The director of Saskatoon’s Emergency Measures Organization is calling on the Saskatchewan government to ban public gatherings of any size.
Pamela Goulden-McLeod commended the province’s move to enact a state of emergency but implored provincial leaders to go one step further and enact a widespread ban.
“This is a defining moment for our lifetime,” Goulden-McLeod said.
The province has such authority, Goulden-McLeod said, which would allow city officials to direct restaurants, bars and other large gathering locations to close.
Some restaurants could remain open for delivery, but the focus would be to prevent several people from gathering in a single space, Goulden-McLeod said.
“The safety of our residents is the only consideration going forward,” Goulden-McLeod said.
City manager Jeff Jorgenson said the provincial statement of emergency supersedes the city’s authority’s emergency measures.
“Although that is a very significant step to take, we believe that taking that step is in the best interest of the citizens of Saskatoon,” Jorgenson said.
Mayor Charlie Clark said the city will engage with the provincial and federal governments to ensure financial relief makes it to any people or business affected by any closures.
“Make sure we understand what everybody’s doing and which levers we can pull to provide the best options,” Clark said.
The City of Saskatoon said Wednesday it is closing all its facilities, including city hall, after the Saskatchewan government declared a state of emergency.
“While we are closed to the public, our business operations will continue to provide essential services for our residents as much as possible,” Jorgenson said Wednesday in a statement.
“We continue to work with internal and external partners, including the Saskatchewan Health Authority, the Ministry of Health and the Public Health Agency of Canada on a proactive approach to deal with COVID-19.”
Jorgenson said taking this action will help protect city staff and vulnerable people in the community, including seniors and those with compromised immune systems.
The city said on Tuesday that garbage collection remains on schedule and that snow clearing and maintenance operations are continuing.
Saskatoon Transit also continues to operate.
City officials said they are constantly reassessing the situation to ensure everyone’s safety and the way services are delivered.
Premier Scott Moe declared a state of emergency on Wednesday.

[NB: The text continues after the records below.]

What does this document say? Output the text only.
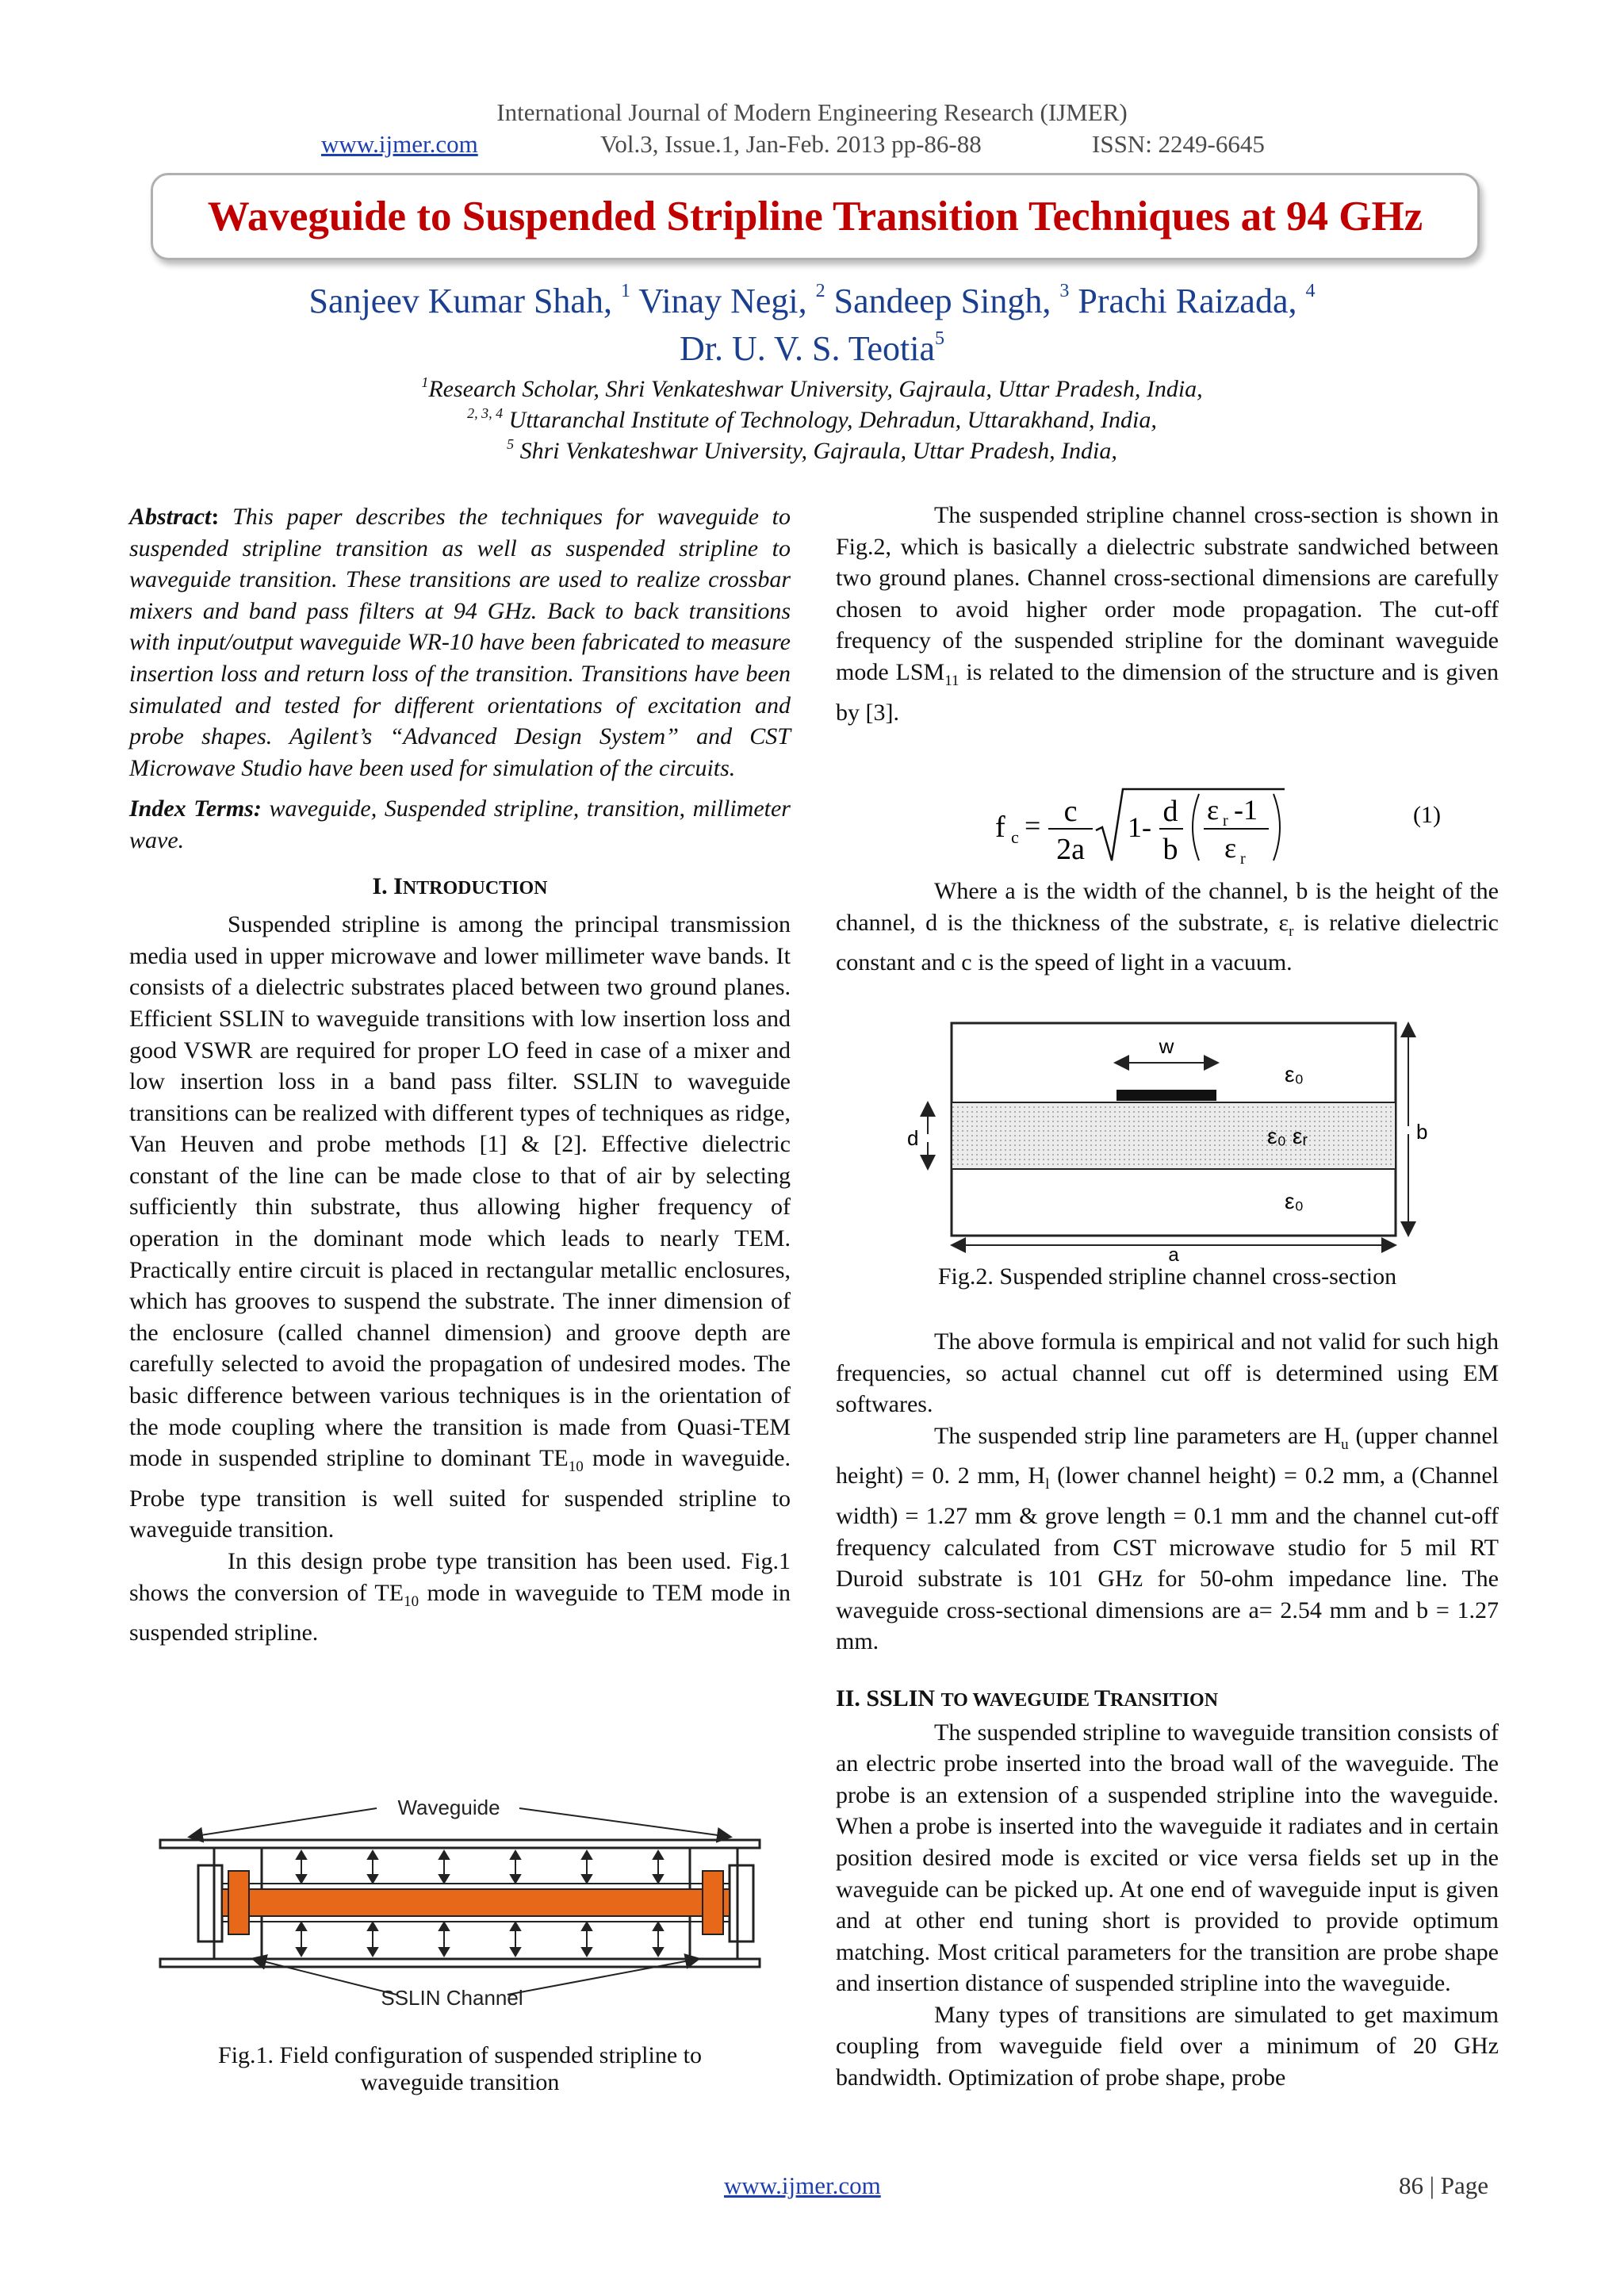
International Journal of Modern Engineering Research (IJMER)
www.ijmer.com	Vol.3, Issue.1, Jan-Feb. 2013 pp-86-88	ISSN: 2249-6645
Waveguide to Suspended Stripline Transition Techniques at 94 GHz
Sanjeev Kumar Shah, $^1$ Vinay Negi, $^2$ Sandeep Singh, $^3$ Prachi Raizada, $^4$
Dr. U. V. S. Teotia$^5$
$^1$Research Scholar, Shri Venkateshwar University, Gajraula, Uttar Pradesh, India,
$^{2, 3, 4}$ Uttaranchal Institute of Technology, Dehradun, Uttarakhand, India,
$^5$ Shri Venkateshwar University, Gajraula, Uttar Pradesh, India,

Abstract: This paper describes the techniques for waveguide to suspended stripline transition as well as suspended stripline to waveguide transition. These transitions are used to realize crossbar mixers and band pass filters at 94 GHz. Back to back transitions with input/output waveguide WR-10 have been fabricated to measure insertion loss and return loss of the transition. Transitions have been simulated and tested for different orientations of excitation and probe shapes. Agilent’s “Advanced Design System” and CST Microwave Studio have been used for simulation of the circuits.

Index Terms: waveguide, Suspended stripline, transition, millimeter wave.

I. INTRODUCTION

Suspended stripline is among the principal transmission media used in upper microwave and lower millimeter wave bands. It consists of a dielectric substrates placed between two ground planes. Efficient SSLIN to waveguide transitions with low insertion loss and good VSWR are required for proper LO feed in case of a mixer and low insertion loss in a band pass filter. SSLIN to waveguide transitions can be realized with different types of techniques as ridge, Van Heuven and probe methods [1] & [2]. Effective dielectric constant of the line can be made close to that of air by selecting sufficiently thin substrate, thus allowing higher frequency of operation in the dominant mode which leads to nearly TEM. Practically entire circuit is placed in rectangular metallic enclosures, which has grooves to suspend the substrate. The inner dimension of the enclosure (called channel dimension) and groove depth are carefully selected to avoid the propagation of undesired modes. The basic difference between various techniques is in the orientation of the mode coupling where the transition is made from Quasi-TEM mode in suspended stripline to dominant $TE_{10}$ mode in waveguide. Probe type transition is well suited for suspended stripline to waveguide transition.

In this design probe type transition has been used. Fig.1 shows the conversion of $TE_{10}$ mode in waveguide to TEM mode in suspended stripline.

Waveguide
SSLIN Channel
Fig.1. Field configuration of suspended stripline to
waveguide transition

The suspended stripline channel cross-section is shown in Fig.2, which is basically a dielectric substrate sandwiched between two ground planes. Channel cross-sectional dimensions are carefully chosen to avoid higher order mode propagation. The cut-off frequency of the suspended stripline for the dominant waveguide mode $LSM_{11}$ is related to the dimension of the structure and is given by [3].

f c = c
2a
1- d
b
ε r -1
ε r
(1)

Where a is the width of the channel, b is the height of the channel, d is the thickness of the substrate, $\varepsilon_r$ is relative dielectric constant and c is the speed of light in a vacuum.

w
ε₀
ε₀ εᵣ
ε₀
d	b
a
Fig.2. Suspended stripline channel cross-section

The above formula is empirical and not valid for such high frequencies, so actual channel cut off is determined using EM softwares.

The suspended strip line parameters are $H_u$ (upper channel height) = 0. 2 mm, $H_l$ (lower channel height) = 0.2 mm, a (Channel width) = 1.27 mm & grove length = 0.1 mm and the channel cut-off frequency calculated from CST microwave studio for 5 mil RT Duroid substrate is 101 GHz for 50-ohm impedance line. The waveguide cross-sectional dimensions are a= 2.54 mm and b = 1.27 mm.

II. SSLIN TO WAVEGUIDE TRANSITION

The suspended stripline to waveguide transition consists of an electric probe inserted into the broad wall of the waveguide. The probe is an extension of a suspended stripline into the waveguide. When a probe is inserted into the waveguide it radiates and in certain position desired mode is excited or vice versa fields set up in the waveguide can be picked up. At one end of waveguide input is given and at other end tuning short is provided to provide optimum matching. Most critical parameters for the transition are probe shape and insertion distance of suspended stripline into the waveguide.

Many types of transitions are simulated to get maximum coupling from waveguide field over a minimum of 20 GHz bandwidth. Optimization of probe shape, probe

www.ijmer.com	86 | Page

New measures in place include banning gatherings of more than 50 people, limiting seating in restaurants and bars, and ordering gyms, fitness centres, casinos and bingo halls closed until further notice.
To date, there are two confirmed and 14 presumptive cases of COVID-19 in Saskatchewan. Both confirmed cases are in Saskatoon.
Health officials said all but one patient is well enough to self-isolate at home. One person with a presumptive case is in hospital for medical reasons not related to COVID-19.
Questions about COVID-19? Here are some things you need to know:
Health officials say the risk is low for Canadians but warn this could change quickly. They caution against all international travel. Returning travellers are asked to self-isolate for 14 days in case they develop symptoms and to prevent spreading the virus to others.
Symptoms can include fever, cough and difficulty breathing — very similar to a cold or flu. Some people can develop a more severe illness. People most at risk of this include older adults and people with severe chronic medical conditions like heart, lung or kidney disease. If you develop symptoms, contact public health authorities.
To prevent the virus from spreading, experts recommend frequent handwashing and coughing into your sleeve. And if you get sick, stay at home.